2024-11-30 14:22:00
Il a remporté le prix du public à Cannes, mais sur le papier « Emilia Pérez » semble être un pur poison au box-office. Comment Jacques Audiard a réussi, contre toute attente, à réaliser l’un des meilleurs films de l’année.
Lorsque Jacques Audiard a présenté son dernier film en avant-première berlinoise, le public lui a posé la bonne question : « Où trouve-t-on le courage de faire un film qui aurait pu mal tourner à tous les niveaux ? En fait, l’intrigue d’« Emilia Pérez » semble si absurde sur le papier que sa mise en œuvre à l’écran confine au miracle : l’un des barons de la drogue les plus recherchés du Mexique engage un avocat pour l’aider à devenir une femme. Trouvez un chirurgien, faites la paperasse. Le plan réussit et une fois que le baron de la mafia transsexuelle se transforme en femme, sa personnalité change également pour le mieux. Le pécheur devient le saint qui fonde un service volontaire pour les victimes de la violence liée à la drogue. Elle devient une lueur d’espoir – et tout cela comme une comédie musicale !
Cela aurait pu mal tourner à tous égards – et pour tous les camps politiques : le kitsch que les spectacles de danse et de musique font déjà craindre. Sans parler de la transformation maladroite du mal en bien basée uniquement sur le genre. Puis les griefs les uns après les autres sont abordés : violences contre les femmes, criminalité liée à la drogue, corruption, discrimination envers les personnes trans.

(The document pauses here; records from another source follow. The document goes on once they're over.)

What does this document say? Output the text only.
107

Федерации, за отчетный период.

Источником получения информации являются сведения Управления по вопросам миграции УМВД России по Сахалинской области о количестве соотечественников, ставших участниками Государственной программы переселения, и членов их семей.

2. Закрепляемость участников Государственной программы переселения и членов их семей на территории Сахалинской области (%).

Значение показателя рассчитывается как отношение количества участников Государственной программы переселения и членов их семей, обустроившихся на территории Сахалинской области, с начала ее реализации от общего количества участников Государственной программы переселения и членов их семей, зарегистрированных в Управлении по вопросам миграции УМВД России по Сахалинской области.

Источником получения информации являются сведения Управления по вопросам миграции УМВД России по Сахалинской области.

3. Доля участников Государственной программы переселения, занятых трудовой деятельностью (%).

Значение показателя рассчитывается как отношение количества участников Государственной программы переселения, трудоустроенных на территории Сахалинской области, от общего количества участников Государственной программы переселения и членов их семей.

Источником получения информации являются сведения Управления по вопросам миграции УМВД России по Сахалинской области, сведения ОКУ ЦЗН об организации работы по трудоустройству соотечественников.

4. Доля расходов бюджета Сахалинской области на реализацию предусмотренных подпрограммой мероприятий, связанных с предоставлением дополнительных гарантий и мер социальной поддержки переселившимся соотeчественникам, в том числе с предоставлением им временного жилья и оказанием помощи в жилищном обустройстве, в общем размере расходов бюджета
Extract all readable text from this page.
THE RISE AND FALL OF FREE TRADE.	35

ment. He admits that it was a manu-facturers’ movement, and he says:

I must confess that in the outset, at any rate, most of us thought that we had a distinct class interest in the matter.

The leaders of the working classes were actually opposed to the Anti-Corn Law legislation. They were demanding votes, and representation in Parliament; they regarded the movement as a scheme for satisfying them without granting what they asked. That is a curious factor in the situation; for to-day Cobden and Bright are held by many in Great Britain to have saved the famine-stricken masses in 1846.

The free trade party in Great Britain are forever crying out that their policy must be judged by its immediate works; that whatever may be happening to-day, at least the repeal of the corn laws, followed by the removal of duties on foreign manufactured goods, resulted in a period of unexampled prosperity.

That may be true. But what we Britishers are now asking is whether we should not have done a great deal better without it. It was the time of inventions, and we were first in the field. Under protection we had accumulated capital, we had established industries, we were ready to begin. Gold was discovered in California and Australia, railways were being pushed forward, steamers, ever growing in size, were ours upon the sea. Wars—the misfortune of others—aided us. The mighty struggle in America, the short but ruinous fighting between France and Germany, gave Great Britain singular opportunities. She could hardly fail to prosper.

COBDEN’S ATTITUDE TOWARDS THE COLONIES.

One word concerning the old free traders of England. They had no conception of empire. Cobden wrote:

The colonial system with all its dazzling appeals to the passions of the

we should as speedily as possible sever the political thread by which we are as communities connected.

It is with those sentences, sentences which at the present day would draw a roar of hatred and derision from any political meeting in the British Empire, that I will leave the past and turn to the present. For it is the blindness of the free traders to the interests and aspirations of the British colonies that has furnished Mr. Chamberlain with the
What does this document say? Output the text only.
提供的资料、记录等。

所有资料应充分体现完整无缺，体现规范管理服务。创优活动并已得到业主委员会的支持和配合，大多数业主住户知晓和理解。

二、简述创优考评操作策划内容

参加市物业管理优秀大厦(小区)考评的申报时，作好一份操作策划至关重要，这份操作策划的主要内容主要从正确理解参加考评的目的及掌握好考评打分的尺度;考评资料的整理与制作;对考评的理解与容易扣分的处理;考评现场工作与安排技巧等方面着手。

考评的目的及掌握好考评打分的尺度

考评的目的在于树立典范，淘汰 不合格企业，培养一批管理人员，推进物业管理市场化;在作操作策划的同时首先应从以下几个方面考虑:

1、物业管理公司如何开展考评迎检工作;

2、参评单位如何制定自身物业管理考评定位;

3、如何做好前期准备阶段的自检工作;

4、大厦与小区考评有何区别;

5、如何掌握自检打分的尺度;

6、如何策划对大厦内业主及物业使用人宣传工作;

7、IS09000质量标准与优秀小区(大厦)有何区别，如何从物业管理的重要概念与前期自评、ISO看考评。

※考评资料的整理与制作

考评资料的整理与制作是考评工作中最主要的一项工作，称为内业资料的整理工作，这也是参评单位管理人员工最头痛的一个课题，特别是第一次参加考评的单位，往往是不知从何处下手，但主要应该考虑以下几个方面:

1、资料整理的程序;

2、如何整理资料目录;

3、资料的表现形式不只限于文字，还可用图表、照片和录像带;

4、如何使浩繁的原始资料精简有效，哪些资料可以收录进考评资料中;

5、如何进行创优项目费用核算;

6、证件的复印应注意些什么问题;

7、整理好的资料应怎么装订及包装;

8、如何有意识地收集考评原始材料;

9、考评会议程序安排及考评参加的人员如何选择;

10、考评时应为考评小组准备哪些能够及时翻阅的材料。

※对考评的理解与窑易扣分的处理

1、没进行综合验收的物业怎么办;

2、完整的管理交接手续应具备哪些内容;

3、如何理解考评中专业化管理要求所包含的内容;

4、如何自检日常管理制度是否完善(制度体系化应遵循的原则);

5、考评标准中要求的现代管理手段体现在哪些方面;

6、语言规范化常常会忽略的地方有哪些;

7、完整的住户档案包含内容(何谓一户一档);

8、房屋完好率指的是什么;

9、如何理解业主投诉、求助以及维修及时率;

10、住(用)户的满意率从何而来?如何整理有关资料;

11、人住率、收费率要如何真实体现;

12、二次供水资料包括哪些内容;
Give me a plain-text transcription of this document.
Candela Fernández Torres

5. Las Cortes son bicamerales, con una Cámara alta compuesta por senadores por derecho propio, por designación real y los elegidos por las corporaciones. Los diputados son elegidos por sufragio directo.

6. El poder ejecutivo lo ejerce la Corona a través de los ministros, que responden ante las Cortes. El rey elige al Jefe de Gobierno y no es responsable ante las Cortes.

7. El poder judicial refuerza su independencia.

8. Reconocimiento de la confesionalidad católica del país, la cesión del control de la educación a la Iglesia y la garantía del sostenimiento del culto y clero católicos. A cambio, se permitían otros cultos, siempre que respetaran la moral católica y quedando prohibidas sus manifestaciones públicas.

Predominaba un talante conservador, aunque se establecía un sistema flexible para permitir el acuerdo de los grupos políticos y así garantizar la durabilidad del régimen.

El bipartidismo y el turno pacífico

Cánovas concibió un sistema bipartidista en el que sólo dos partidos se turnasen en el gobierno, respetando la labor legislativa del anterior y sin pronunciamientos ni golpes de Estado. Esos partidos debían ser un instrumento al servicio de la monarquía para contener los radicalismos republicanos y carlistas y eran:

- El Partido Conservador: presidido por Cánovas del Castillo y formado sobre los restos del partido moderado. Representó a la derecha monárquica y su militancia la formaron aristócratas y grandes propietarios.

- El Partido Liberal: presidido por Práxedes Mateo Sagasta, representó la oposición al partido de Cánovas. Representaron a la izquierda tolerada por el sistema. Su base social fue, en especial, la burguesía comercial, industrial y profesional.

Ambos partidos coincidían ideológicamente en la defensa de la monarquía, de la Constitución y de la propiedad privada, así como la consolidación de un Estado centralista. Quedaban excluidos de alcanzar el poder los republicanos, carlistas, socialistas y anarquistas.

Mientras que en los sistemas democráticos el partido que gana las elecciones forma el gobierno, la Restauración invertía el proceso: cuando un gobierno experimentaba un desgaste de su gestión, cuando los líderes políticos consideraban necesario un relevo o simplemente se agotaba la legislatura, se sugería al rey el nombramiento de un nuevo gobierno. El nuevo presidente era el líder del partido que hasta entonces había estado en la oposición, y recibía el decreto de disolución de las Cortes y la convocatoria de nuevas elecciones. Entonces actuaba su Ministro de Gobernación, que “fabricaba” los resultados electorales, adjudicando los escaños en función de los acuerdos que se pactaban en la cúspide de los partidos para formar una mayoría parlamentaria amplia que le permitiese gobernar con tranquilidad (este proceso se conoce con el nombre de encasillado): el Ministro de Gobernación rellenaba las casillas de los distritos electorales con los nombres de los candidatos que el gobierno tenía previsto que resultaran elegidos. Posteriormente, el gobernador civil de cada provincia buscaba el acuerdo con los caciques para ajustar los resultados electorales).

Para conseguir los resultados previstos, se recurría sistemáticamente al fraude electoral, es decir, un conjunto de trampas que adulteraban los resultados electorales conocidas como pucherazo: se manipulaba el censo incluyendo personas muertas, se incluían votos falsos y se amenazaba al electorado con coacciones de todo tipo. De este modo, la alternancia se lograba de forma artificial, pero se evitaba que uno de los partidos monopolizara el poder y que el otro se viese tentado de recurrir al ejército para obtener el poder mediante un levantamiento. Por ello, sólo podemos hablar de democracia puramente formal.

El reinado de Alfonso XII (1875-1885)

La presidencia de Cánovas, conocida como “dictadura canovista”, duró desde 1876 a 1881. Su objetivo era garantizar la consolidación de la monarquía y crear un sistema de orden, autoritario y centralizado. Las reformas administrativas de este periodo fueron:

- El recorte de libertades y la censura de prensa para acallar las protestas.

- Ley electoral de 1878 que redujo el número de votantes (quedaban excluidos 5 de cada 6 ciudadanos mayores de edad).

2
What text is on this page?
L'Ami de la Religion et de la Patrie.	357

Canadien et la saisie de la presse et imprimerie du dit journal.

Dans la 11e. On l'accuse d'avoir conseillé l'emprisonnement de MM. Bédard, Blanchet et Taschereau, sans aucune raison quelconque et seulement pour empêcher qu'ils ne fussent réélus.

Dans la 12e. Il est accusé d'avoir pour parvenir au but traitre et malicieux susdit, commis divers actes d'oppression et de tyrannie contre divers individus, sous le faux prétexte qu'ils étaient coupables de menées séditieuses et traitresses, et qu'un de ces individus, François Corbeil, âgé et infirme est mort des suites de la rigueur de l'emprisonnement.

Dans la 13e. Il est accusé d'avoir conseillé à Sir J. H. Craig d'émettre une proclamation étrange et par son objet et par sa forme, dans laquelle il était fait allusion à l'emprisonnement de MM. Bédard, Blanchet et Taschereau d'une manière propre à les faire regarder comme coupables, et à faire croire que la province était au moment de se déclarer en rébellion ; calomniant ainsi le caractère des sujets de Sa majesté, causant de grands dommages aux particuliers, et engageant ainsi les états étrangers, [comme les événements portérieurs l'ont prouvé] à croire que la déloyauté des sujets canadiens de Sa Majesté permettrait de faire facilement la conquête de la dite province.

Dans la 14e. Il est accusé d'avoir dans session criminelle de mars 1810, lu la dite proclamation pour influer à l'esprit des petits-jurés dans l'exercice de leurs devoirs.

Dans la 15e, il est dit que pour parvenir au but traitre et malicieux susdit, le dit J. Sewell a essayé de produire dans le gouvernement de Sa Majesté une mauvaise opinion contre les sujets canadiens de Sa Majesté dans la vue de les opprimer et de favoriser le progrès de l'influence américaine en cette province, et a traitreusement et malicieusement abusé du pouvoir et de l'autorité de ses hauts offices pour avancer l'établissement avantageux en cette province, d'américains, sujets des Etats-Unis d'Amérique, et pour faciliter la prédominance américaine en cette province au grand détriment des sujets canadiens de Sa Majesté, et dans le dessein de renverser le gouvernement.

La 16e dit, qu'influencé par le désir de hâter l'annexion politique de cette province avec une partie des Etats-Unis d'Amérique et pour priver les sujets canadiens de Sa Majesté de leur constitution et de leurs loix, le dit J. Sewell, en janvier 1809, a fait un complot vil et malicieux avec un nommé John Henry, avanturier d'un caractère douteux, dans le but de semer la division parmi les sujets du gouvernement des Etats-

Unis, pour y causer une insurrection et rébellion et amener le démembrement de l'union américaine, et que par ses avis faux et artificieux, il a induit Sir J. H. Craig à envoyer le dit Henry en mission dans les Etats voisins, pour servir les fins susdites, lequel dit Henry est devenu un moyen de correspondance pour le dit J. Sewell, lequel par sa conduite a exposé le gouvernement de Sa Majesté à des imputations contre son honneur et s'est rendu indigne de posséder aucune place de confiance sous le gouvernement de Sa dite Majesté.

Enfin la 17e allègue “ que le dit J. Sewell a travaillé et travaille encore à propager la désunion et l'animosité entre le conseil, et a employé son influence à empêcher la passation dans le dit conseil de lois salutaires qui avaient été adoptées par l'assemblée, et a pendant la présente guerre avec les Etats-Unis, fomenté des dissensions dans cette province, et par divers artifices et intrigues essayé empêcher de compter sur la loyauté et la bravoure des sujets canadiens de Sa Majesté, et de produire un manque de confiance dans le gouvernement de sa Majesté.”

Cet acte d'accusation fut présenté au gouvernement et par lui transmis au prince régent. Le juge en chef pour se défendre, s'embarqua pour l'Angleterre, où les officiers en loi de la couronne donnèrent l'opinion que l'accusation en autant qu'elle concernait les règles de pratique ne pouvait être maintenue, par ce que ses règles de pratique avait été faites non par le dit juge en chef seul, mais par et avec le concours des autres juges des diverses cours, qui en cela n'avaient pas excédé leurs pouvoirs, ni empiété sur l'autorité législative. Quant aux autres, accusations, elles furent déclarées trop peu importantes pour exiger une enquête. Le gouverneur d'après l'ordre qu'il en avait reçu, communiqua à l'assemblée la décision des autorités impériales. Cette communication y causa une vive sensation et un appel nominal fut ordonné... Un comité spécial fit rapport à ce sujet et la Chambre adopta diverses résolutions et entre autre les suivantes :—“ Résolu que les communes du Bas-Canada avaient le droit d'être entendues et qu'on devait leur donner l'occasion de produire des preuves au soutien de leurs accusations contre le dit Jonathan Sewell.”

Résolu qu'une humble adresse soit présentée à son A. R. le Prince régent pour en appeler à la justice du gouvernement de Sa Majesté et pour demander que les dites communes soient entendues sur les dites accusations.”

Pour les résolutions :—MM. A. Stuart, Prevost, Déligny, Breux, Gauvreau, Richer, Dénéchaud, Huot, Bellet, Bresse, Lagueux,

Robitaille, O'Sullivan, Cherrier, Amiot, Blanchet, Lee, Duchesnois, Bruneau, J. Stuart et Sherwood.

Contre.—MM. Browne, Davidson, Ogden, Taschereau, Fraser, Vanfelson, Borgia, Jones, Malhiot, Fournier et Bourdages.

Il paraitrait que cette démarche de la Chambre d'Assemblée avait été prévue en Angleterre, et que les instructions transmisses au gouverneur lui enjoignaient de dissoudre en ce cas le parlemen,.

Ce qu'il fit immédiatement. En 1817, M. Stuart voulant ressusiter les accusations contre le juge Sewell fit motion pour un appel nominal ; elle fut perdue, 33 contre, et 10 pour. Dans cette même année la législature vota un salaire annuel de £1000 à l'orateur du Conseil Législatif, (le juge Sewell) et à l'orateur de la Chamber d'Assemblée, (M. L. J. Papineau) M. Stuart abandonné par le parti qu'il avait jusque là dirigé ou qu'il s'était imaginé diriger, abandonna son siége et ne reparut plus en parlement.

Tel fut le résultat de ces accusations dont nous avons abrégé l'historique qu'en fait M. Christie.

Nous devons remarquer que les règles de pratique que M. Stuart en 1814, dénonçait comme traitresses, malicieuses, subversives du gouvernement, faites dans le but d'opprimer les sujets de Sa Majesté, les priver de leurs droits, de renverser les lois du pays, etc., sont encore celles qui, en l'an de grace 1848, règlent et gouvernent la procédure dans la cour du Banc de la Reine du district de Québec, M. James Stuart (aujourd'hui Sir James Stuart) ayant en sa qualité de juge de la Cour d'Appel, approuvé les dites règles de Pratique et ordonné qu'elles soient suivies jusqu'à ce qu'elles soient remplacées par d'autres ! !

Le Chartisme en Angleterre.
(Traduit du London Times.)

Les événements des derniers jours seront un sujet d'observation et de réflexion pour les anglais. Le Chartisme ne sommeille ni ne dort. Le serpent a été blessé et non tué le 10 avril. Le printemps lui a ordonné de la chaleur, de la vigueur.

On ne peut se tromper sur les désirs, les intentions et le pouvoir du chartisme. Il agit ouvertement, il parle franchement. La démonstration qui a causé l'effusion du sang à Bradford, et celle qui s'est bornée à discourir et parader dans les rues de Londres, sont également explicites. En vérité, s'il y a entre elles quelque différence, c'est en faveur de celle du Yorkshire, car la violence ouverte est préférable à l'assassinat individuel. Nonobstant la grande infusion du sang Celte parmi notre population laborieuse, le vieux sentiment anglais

Comme c’est moralisant !
A cela s’ajoutent les écueils identitaires : un Français expliquant son pays aux Mexicains ! La souffrance de la communauté trans, ridiculisée par le ton humoristique. Ensuite, elle se fait opérer en Israël – pinkwashing ! Et de toute façon, que fait une actrice de Disney comme Selena Gomez dans un film d’art et d’essai ? C’est probablement dû à la réputation du réalisateur, à deux prix à Cannes et au très bon montage. Bande-annonce grâce au fait que la première est complète.
Comme par miracle, toutes ces impossibilités se réunissent pour créer une harmonie rare qui oscille entre art et essai et blockbuster. Audiard se tient en équilibre sur une corde très fine pour traverser une gorge de crocodiles.
Il trouve la bonne note, tant dans les scènes de chant – qui ne durent pas trop longtemps – que dans les chorégraphies qui semblent extrêmement décontractées, notamment avec la danseuse de formation Zoë Saldaña. Le casting est également convaincant : Selena Gomez aux cheveux blond platine dans le rôle de la veuve du baron de la drogue Jessi avec une attitude adolescente, Saldaña dans le rôle d’une avocate résignée et épuisée et Karla Sofía Gascón dans le rôle de la figure héroïque transformée d’Emilia Pérez. Pour leur performance, les trois ont remporté ensemble le prix de la meilleure actrice à Cannes.
Audiard a trouvé une formule qui façonne différents éléments de genre en quelque chose de complètement nouveau : il mélange un thriller narcos, mais pas aussi brutal, avec un drame familial, mais moins morne, en fait une comédie musicale, mais moins ringarde et ajoute des éléments de comédie sans tomber. en satire. Dans une scène, par exemple, Emilia et Jessi, qui pense que son mari est mort et ne sait pas qu’il est actuellement assis en face d’elle sous une nouvelle forme, sont assises sur le canapé et parlent d’anciennes relations.
Lorsque Jessi révèle qu’elle n’a pas toujours été fidèle dans son mariage, l’expression de Gascón change d’une manière merveilleusement subtile. Avec l’absurdité de l’histoire, les rebondissements exagérément dramatiques et la focalisation sur la famille, le Français a également écrit un hommage aux telenovelas d’Amérique latine.
Mais il n’y est pas parvenu avec courage, comme il l’a répondu au Cinéma Paris à Berlin. Il a trouvé le personnage du baron de la drogue trans dans le roman d’un ami et lui a demandé s’il avait des projets pour elle. Il ne l’a pas fait, mais Audiard l’a fait. Sur le papier, il s’est constitué de manière organique comme un opéra. Il a procédé intuitivement sans penser à l’effet. Quelle que soit la manière dont il l’a fait, cela a fonctionné.